La Grèce va-t-elle accepter de devenir le Calais de l'Europe ?

Par Romaric Godin  |   |  1712  mots
A la frontière entre la Grèce et l'ancienne république yougoslave de Macédoine, mercredi 2 mars 2016.
La Grèce est désormais menacée de devenir un hotspot géant. La fermeture de la frontière nord et la poursuite de l'arrivée des migrants depuis la Turquie la place dans une situation critique. Mais cette situation pourrait arranger tout le monde.

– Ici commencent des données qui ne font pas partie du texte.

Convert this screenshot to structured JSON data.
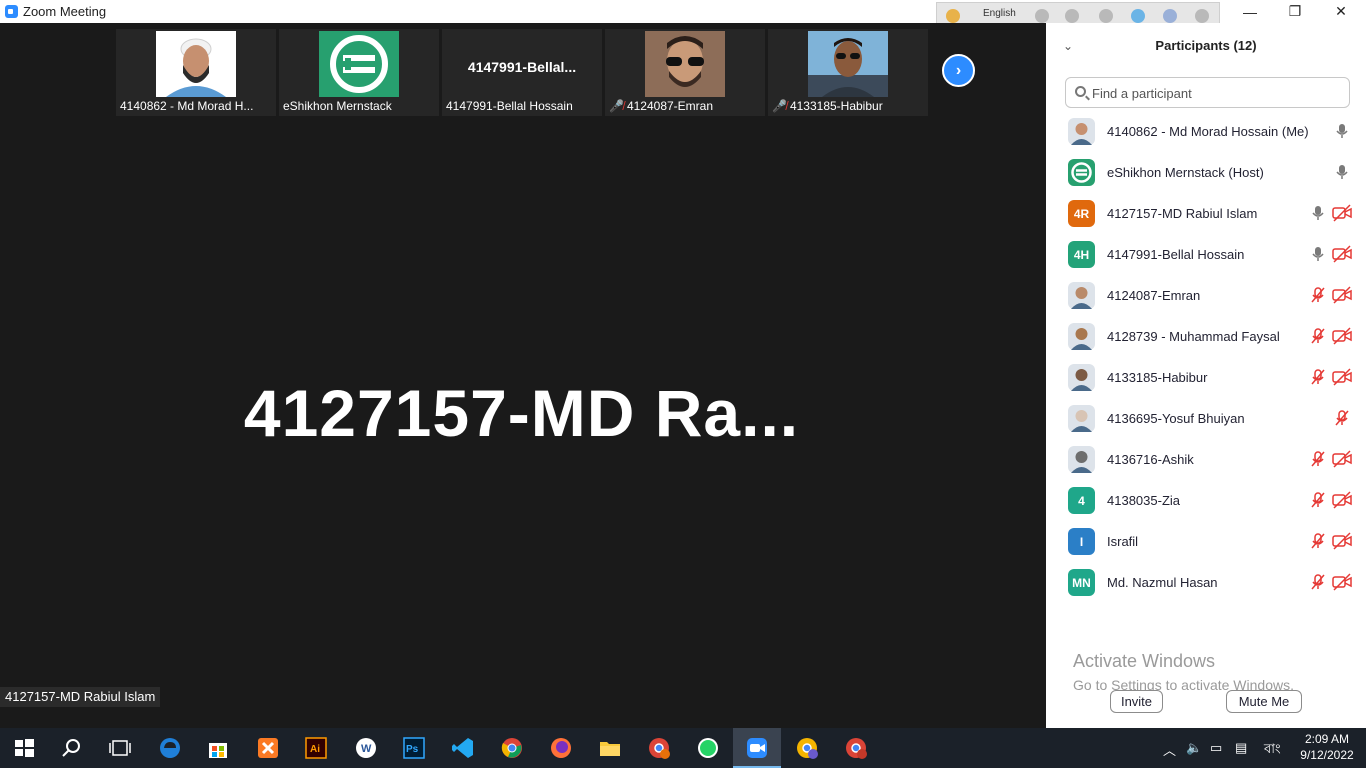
{
  "window": {
    "title": "Zoom Meeting",
    "language": "English",
    "controls": {
      "minimize": "—",
      "restore": "❐",
      "close": "✕"
    }
  },
  "main": {
    "thumbnails": [
      {
        "label": "4140862 - Md Morad H...",
        "muted": false
      },
      {
        "label": "eShikhon Mernstack",
        "muted": false
      },
      {
        "name_display": "4147991-Bellal...",
        "label": "4147991-Bellal Hossain",
        "muted": false
      },
      {
        "label": "4124087-Emran",
        "muted": true
      },
      {
        "label": "4133185-Habibur",
        "muted": true
      }
    ],
    "next_icon": "›",
    "active_speaker_display": "4127157-MD Ra...",
    "active_speaker_label": "4127157-MD Rabiul Islam"
  },
  "panel": {
    "collapse_icon": "⌄",
    "title": "Participants (12)",
    "search_placeholder": "Find a participant",
    "participants": [
      {
        "name": "4140862 - Md Morad Hossain (Me)",
        "avatar": "photo",
        "mic": "on",
        "video": "none"
      },
      {
        "name": "eShikhon Mernstack (Host)",
        "avatar": "logo",
        "mic": "on",
        "video": "none"
      },
      {
        "name": "4127157-MD Rabiul Islam",
        "initials": "4R",
        "color": "#e0690d",
        "mic": "on",
        "video": "off"
      },
      {
        "name": "4147991-Bellal Hossain",
        "initials": "4H",
        "color": "#23a379",
        "mic": "on",
        "video": "off"
      },
      {
        "name": "4124087-Emran",
        "avatar": "photo",
        "mic": "muted",
        "video": "off"
      },
      {
        "name": "4128739 - Muhammad Faysal",
        "avatar": "photo",
        "mic": "muted",
        "video": "off"
      },
      {
        "name": "4133185-Habibur",
        "avatar": "photo",
        "mic": "muted",
        "video": "off"
      },
      {
        "name": "4136695-Yosuf Bhuiyan",
        "avatar": "photo",
        "mic": "muted",
        "video": "none"
      },
      {
        "name": "4136716-Ashik",
        "avatar": "photo",
        "mic": "muted",
        "video": "off"
      },
      {
        "name": "4138035-Zia",
        "initials": "4",
        "color": "#1fa78a",
        "mic": "muted",
        "video": "off"
      },
      {
        "name": "Israfil",
        "initials": "I",
        "color": "#2b7fc7",
        "mic": "muted",
        "video": "off"
      },
      {
        "name": "Md. Nazmul Hasan",
        "initials": "MN",
        "color": "#1fa78a",
        "mic": "muted",
        "video": "off"
      }
    ],
    "watermark": {
      "line1": "Activate Windows",
      "line2": "Go to Settings to activate Windows."
    },
    "invite_label": "Invite",
    "mute_me_label": "Mute Me"
  },
  "taskbar": {
    "clock_time": "2:09 AM",
    "clock_date": "9/12/2022",
    "language_glyph": "বাং",
    "colors": {
      "accent": "#2d8cff",
      "muted_red": "#e53935"
    }
  }
}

Mardi 1er mars, dans une interview accordée au Hospodarske Noviny, le premier ministre slovaque, le social-démocrate Robert Fico lançait une énième provocation à l'égard du gouvernement grec avec son ton si mesuré : « Tsipras, si tu ne fais pas ce que tu peux, alors il n'y aura qu'un seul hotspot, et on l'appellera la Grèce. »  Cette parole a évidemment encore beaucoup ému en Grèce, non pas parce qu'elle est une menace, mais parce qu'elle pourrait déjà être le reflet de la réalité.

Le déclencheur autrichien

La situation en Grèce sur le front des réfugiés est difficile depuis l'été dernier, mais elle s'est encore dégradée depuis que l'Autriche a annoncé à la mi-février qu'elle n'accepterait plus que 3.200 réfugiés par jour en transit sur son territoire, porte d'entrée vers l'Allemagne. Et de limiter à 80 par jour le nombre de demande d'asile. La veille, Vienne avait systématisé ses contrôles à ses frontières méridionales. Dès lors, les pays des Balkans ont craint de se retrouver contraints de gérer la masse des réfugiés. Les frontières se sont donc fermées, comme des dominos tombant les uns après les autres. Jusqu'à Idomeni, point de passage entre la Grèce et l'Ancienne République yougoslave de Macédoine (ARYM). Les autorités de l'ARYM ont décidé logiquement de fermer leur frontière terrestre avec la Grèce pour éviter de se retrouver avec ces camps de réfugiés refoulés par ses voisins sur son sol. A ce jeu de mistigri, le perdant est évidemment la Grèce.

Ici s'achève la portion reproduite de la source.